2011/5/30

  2011年5月30日(月)
 日阪製作所が福島原発に熱交換器を納入。
 福島原発にプレート式熱交換器を納入。
 バックアップ用熱交換器も大量受注へ。
 立花隆氏が地熱発電の有望性を主張。

(一)福島原発2号機に熱交換器を納入。

(1)5月18日付日経電子版によれば、東電は福島原発2号機に5月末から外付けの新たな冷却装置を使う計画を発表した。「日阪製作所の最新鋭の熱交換器を中心に空研工業や荏原冷熱システムの空冷式冷却塔を組み合わせたシステムで、5月31日に稼働する予定」と報じている。
(2)福島原発は海水を原子炉に注入して冷却していたが、汚染した排水を海に捨てることができない。そのため東電は冷却に用いた排水をプールに蓄えていたがこれも満杯になったので、汚染を除去して原子炉に再注入する「循環注入冷却」方式を採用した。
(3)しかし原子炉に注入した冷却水は高温となり、70度を超えると水蒸気が発生して爆発する恐れがある。そこで東電は原子炉の外側に日阪のプレート式熱交換を設置し、排水を40度以下に冷却して再注入する方式を採用した。

(二)国内市場を独占する日阪のプレート式熱交換器。

(1)熱交換器にはプレート式、チューブ式、空冷式の3方式があるが、200度以下で大量の排水を冷却するにはプレート式熱交換器の変換効率が断然高い。
(2)日阪のプレート式熱交換器は競争力が強く、国内市場をほぼ独占している。

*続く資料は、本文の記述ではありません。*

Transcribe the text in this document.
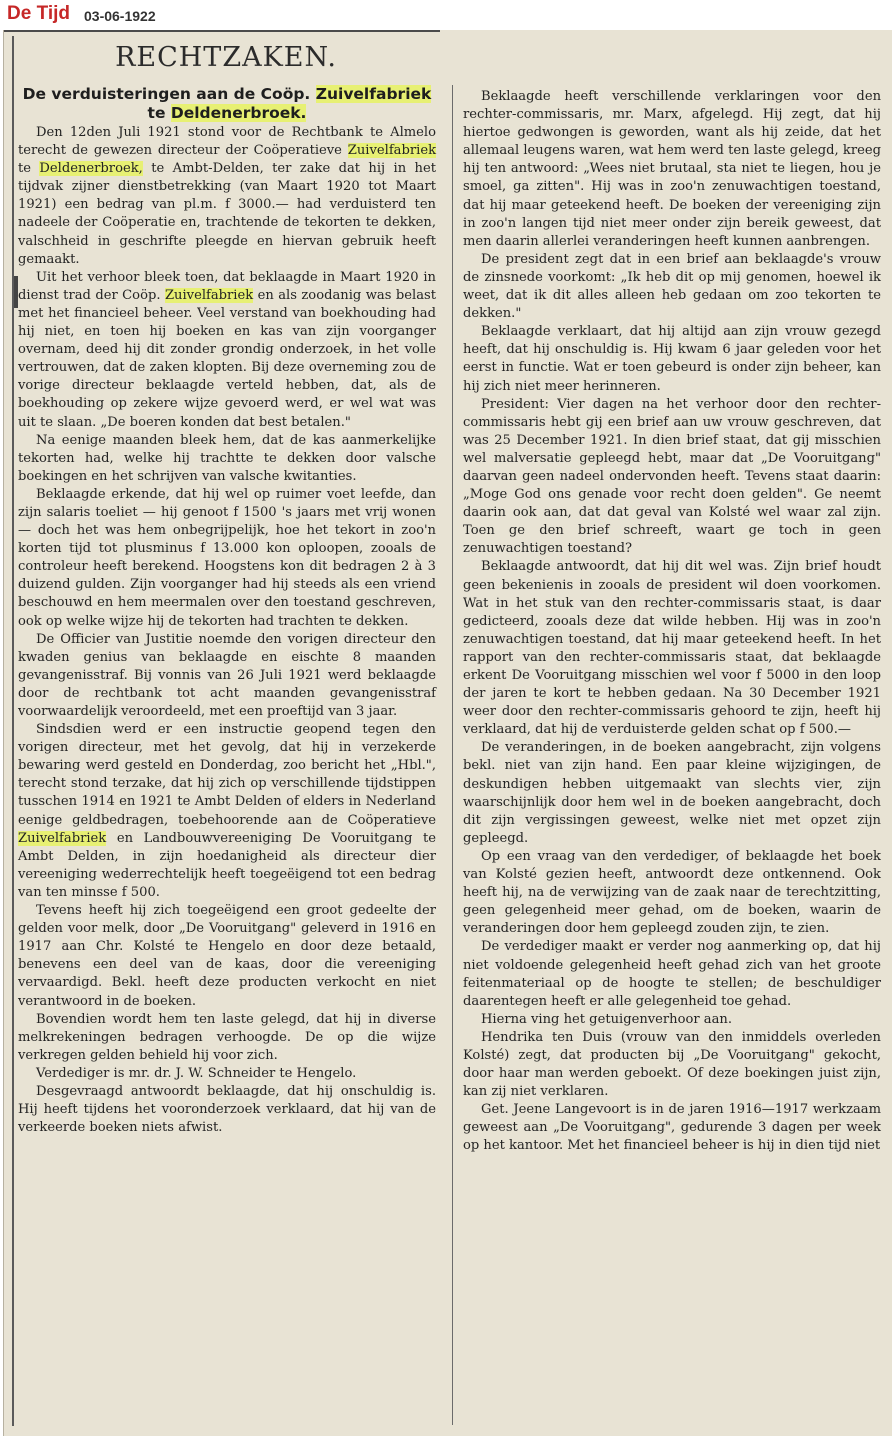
De Tijd 03-06-1922
RECHTZAKEN.
De verduisteringen aan de Coöp. Zuivelfabriek
te Deldenerbroek.

Den 12den Juli 1921 stond voor de Rechtbank te Almelo terecht de gewezen directeur der Coöperatieve Zuivelfabriek te Deldenerbroek, te Ambt-Delden, ter zake dat hij in het tijdvak zijner dienstbetrekking (van Maart 1920 tot Maart 1921) een bedrag van pl.m. f 3000.— had verduisterd ten nadeele der Coöperatie en, trachtende de tekorten te dekken, valschheid in geschrifte pleegde en hiervan gebruik heeft gemaakt.

Uit het verhoor bleek toen, dat beklaagde in Maart 1920 in dienst trad der Coöp. Zuivelfabriek en als zoodanig was belast met het financieel beheer. Veel verstand van boekhouding had hij niet, en toen hij boeken en kas van zijn voorganger overnam, deed hij dit zonder grondig onderzoek, in het volle vertrouwen, dat de zaken klopten. Bij deze overneming zou de vorige directeur beklaagde verteld hebben, dat, als de boekhouding op zekere wijze gevoerd werd, er wel wat was uit te slaan. „De boeren konden dat best betalen."

Na eenige maanden bleek hem, dat de kas aanmerkelijke tekorten had, welke hij trachtte te dekken door valsche boekingen en het schrijven van valsche kwitanties.

Beklaagde erkende, dat hij wel op ruimer voet leefde, dan zijn salaris toeliet — hij genoot f 1500 's jaars met vrij wonen — doch het was hem onbegrijpelijk, hoe het tekort in zoo'n korten tijd tot plusminus f 13.000 kon oploopen, zooals de controleur heeft berekend. Hoogstens kon dit bedragen 2 à 3 duizend gulden. Zijn voorganger had hij steeds als een vriend beschouwd en hem meermalen over den toestand geschreven, ook op welke wijze hij de tekorten had trachten te dekken.

De Officier van Justitie noemde den vorigen directeur den kwaden genius van beklaagde en eischte 8 maanden gevangenisstraf. Bij vonnis van 26 Juli 1921 werd beklaagde door de rechtbank tot acht maanden gevangenisstraf voorwaardelijk veroordeeld, met een proeftijd van 3 jaar.

Sindsdien werd er een instructie geopend tegen den vorigen directeur, met het gevolg, dat hij in verzekerde bewaring werd gesteld en Donderdag, zoo bericht het „Hbl.", terecht stond terzake, dat hij zich op verschillende tijdstippen tusschen 1914 en 1921 te Ambt Delden of elders in Nederland eenige geldbedragen, toebehoorende aan de Coöperatieve Zuivelfabriek en Landbouwvereeniging De Vooruitgang te Ambt Delden, in zijn hoedanigheid als directeur dier vereeniging wederrechtelijk heeft toegeëigend tot een bedrag van ten minsse f 500.

Tevens heeft hij zich toegeëigend een groot gedeelte der gelden voor melk, door „De Vooruitgang" geleverd in 1916 en 1917 aan Chr. Kolsté te Hengelo en door deze betaald, benevens een deel van de kaas, door die vereeniging vervaardigd. Bekl. heeft deze producten verkocht en niet verantwoord in de boeken.

Bovendien wordt hem ten laste gelegd, dat hij in diverse melkrekeningen bedragen verhoogde. De op die wijze verkregen gelden behield hij voor zich.

Verdediger is mr. dr. J. W. Schneider te Hengelo.

Desgevraagd antwoordt beklaagde, dat hij onschuldig is. Hij heeft tijdens het vooronderzoek verklaard, dat hij van de verkeerde boeken niets afwist.

Beklaagde heeft verschillende verklaringen voor den rechter-commissaris, mr. Marx, afgelegd. Hij zegt, dat hij hiertoe gedwongen is geworden, want als hij zeide, dat het allemaal leugens waren, wat hem werd ten laste gelegd, kreeg hij ten antwoord: „Wees niet brutaal, sta niet te liegen, hou je smoel, ga zitten". Hij was in zoo'n zenuwachtigen toestand, dat hij maar geteekend heeft. De boeken der vereeniging zijn in zoo'n langen tijd niet meer onder zijn bereik geweest, dat men daarin allerlei veranderingen heeft kunnen aanbrengen.

De president zegt dat in een brief aan beklaagde's vrouw de zinsnede voorkomt: „Ik heb dit op mij genomen, hoewel ik weet, dat ik dit alles alleen heb gedaan om zoo tekorten te dekken."

Beklaagde verklaart, dat hij altijd aan zijn vrouw gezegd heeft, dat hij onschuldig is. Hij kwam 6 jaar geleden voor het eerst in functie. Wat er toen gebeurd is onder zijn beheer, kan hij zich niet meer herinneren.

President: Vier dagen na het verhoor door den rechter-commissaris hebt gij een brief aan uw vrouw geschreven, dat was 25 December 1921. In dien brief staat, dat gij misschien wel malversatie gepleegd hebt, maar dat „De Vooruitgang" daarvan geen nadeel ondervonden heeft. Tevens staat daarin: „Moge God ons genade voor recht doen gelden". Ge neemt daarin ook aan, dat dat geval van Kolsté wel waar zal zijn. Toen ge den brief schreeft, waart ge toch in geen zenuwachtigen toestand?

Beklaagde antwoordt, dat hij dit wel was. Zijn brief houdt geen bekenienis in zooals de president wil doen voorkomen. Wat in het stuk van den rechter-commissaris staat, is daar gedicteerd, zooals deze dat wilde hebben. Hij was in zoo'n zenuwachtigen toestand, dat hij maar geteekend heeft. In het rapport van den rechter-commissaris staat, dat beklaagde erkent De Vooruitgang misschien wel voor f 5000 in den loop der jaren te kort te hebben gedaan. Na 30 December 1921 weer door den rechter-commissaris gehoord te zijn, heeft hij verklaard, dat hij de verduisterde gelden schat op f 500.—

De veranderingen, in de boeken aangebracht, zijn volgens bekl. niet van zijn hand. Een paar kleine wijzigingen, de deskundigen hebben uitgemaakt van slechts vier, zijn waarschijnlijk door hem wel in de boeken aangebracht, doch dit zijn vergissingen geweest, welke niet met opzet zijn gepleegd.

Op een vraag van den verdediger, of beklaagde het boek van Kolsté gezien heeft, antwoordt deze ontkennend. Ook heeft hij, na de verwijzing van de zaak naar de terechtzitting, geen gelegenheid meer gehad, om de boeken, waarin de veranderingen door hem gepleegd zouden zijn, te zien.

De verdediger maakt er verder nog aanmerking op, dat hij niet voldoende gelegenheid heeft gehad zich van het groote feitenmateriaal op de hoogte te stellen; de beschuldiger daarentegen heeft er alle gelegenheid toe gehad.

Hierna ving het getuigenverhoor aan.

Hendrika ten Duis (vrouw van den inmiddels overleden Kolsté) zegt, dat producten bij „De Vooruitgang" gekocht, door haar man werden geboekt. Of deze boekingen juist zijn, kan zij niet verklaren.

Get. Jeene Langevoort is in de jaren 1916—1917 werkzaam geweest aan „De Vooruitgang", gedurende 3 dagen per week op het kantoor. Met het financieel beheer is hij in dien tijd niet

海外ではアルファ・ラバル(スウェーデン)、GEA(独)、APV(英)3社と競合しているが、今後も技術力の高い日阪が受注するだろう。
(3)福島原発はすでにメルトダウンしている。外付けの熱交換器は半永久的な補強と、更新需要を必要とするだろう。
(4)東電は2号機に続いて1、3、4号機にも外付けの熱交換器を設置する。日阪がこれまでに納入した熱交換器は20台である。

(三)バックアップ用熱交換器の受注も。

(1)日本の原発は導入以来40年を経過し、現在は54基のうち29基が定期点検で操業を停止している。
(2)原子炉には必ず冷却装置があり、定期点検時に老朽化した熱交換器を更新するが、福島原発が想定外の大事故を起こしたために、停止中の原発29基を抱える自治体は再稼働に際して新たにバックアップ用の「免震構造を備えた冷却装置」を増設することを要求している。
(3)先週のG8サミットで、原発は最高水準の安全性を促進することで合意し、特に地震国に厳格な安全基準の設定を要求した。電力各社は地元自治体の要求を受け入れざるを得ないだろう。
(4)日阪製作所のプレート式熱交換器は振動に弱いチューブ式に比べて振動を吸収する「免震」機能があり、29基の受注を独占する可能性が高い。
(5)増設予定の熱交換器は1基3億円で、受注すれば年商200億円の日阪にとっては大きな増収要因となる。

(四)立花隆氏が地熱発電の有望性を主張。

(1)5月24日付日経電子版によれば、「経産省はエネルギー政策賢人会議」を開き、立花隆氏が「日本の地熱発電の潜在能力は世界屈指だ」と指摘、地熱発電の将来性を訴えた、と報じている。
(2)地熱発電の本格的建設が始まれば、日阪のプレート式熱交換器に新たな需要が期待できる。